Her house was like an erotica museum, I told her one day after I’d had the FedEx guy step into the front hallway and I saw the place through his eyes. Straight ahead there was the larger-than-life painting of southwestern ladies with big round breasts and nipples and the pink flower vagina. And to the right there was a little square white canvas of a pink thong hanging on a clothesline. And this was just the front hallway.
Bubbie was an artist.
This hangs on the wall of my living room now. Some people find the big vagina a bit shocking.
But also she had congestive heart failure. Which meant that her heart was no longer so good at pumping blood.
That led to the introduction of the oxygen machine and the tubes in her nose. And it was the long plastic oxygen cord that had gotten in a tangle and led to her falling and breaking her right arm one morning when she was trying to feed her scrappy little dog, Willie. That put an end to her days painting.
And so now it was her heart plus the broken arm plus there was a growing list of other ailments. Which is a lot to ask of an old body, to deal with.
I was there at her bedside. And I wanted to anticipate her every need.
Which made sense. Since she was the one who taught me, as I grew up, to do things without being asked. To just see that the geraniums needed watering or the floor needed vacuuming, and to just do it. And when I did, she’d give me a little nod and I felt the warm intoxication of her approval.
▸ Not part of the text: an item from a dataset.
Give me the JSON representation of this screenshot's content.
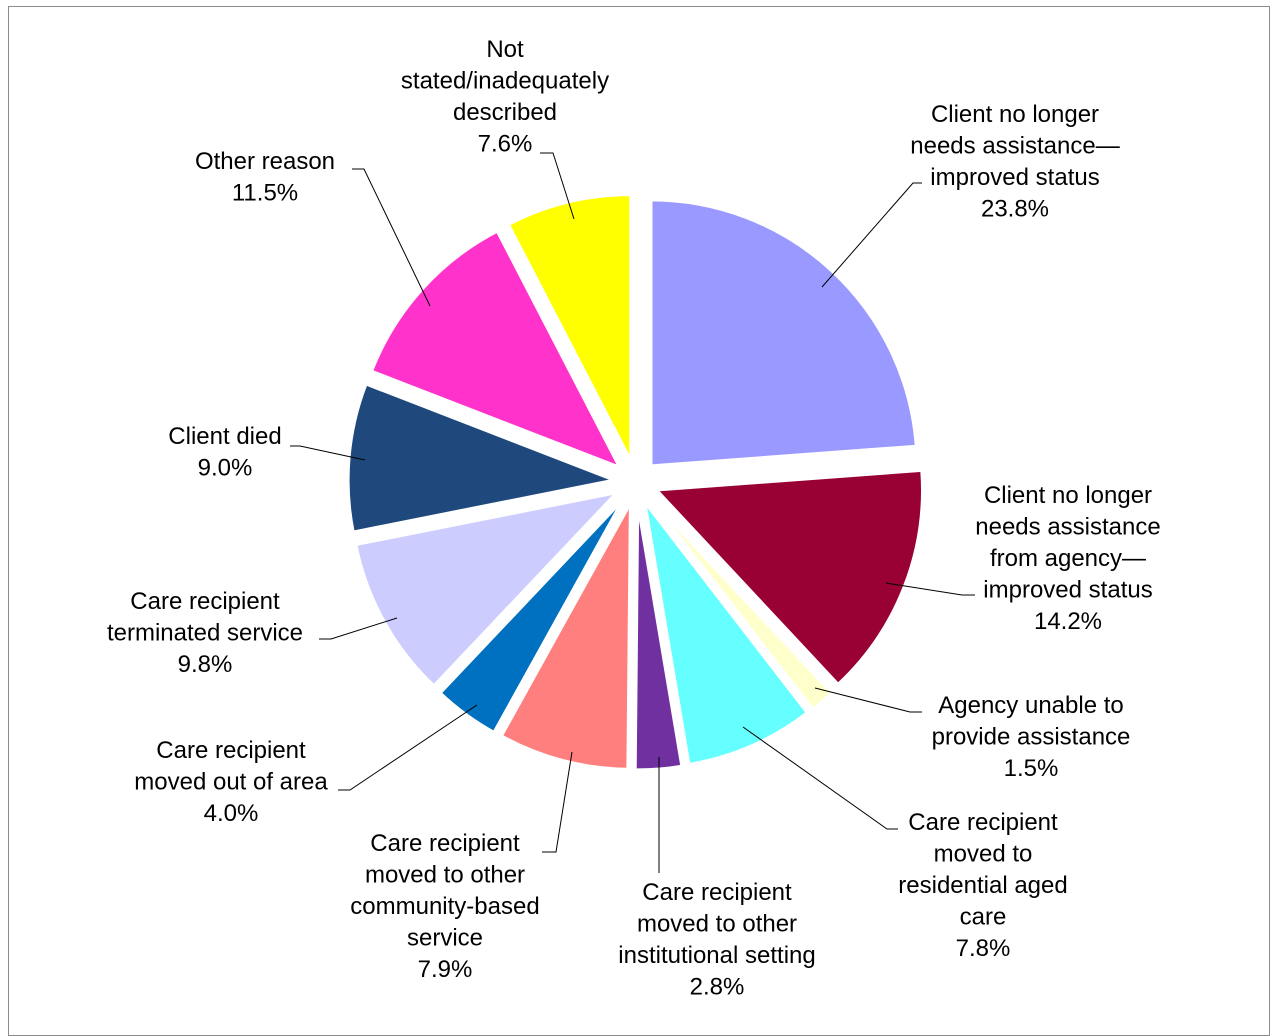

Quite a hat you have there, Bubs
But this wasn’t like watering geraniums. She always needed something, but what exactly she needed was hard to pin down. The kitchen counter became a medical outpost. There was a printed list of her medications, changing daily with hand-written amendments. A clear plastic vanity case had been commandeered to store all the prescription bottles. There was a giant container of something called Thick It, to thicken fluids when she couldn’t swallow. There were sleeping pills, Metamucil, eye drops, enormous jugs of tomato juice. Following instructions, I monitored her vital signs religiously and recorded them on a legal pad. A small increase in weight, for instance, meant that she was dangerously waterlogged from the congestive heart failure, and so then right away I’d need to administer a drug called Lasix.
But at every turn there was a new problem. And for each new problem I had no corresponding answer.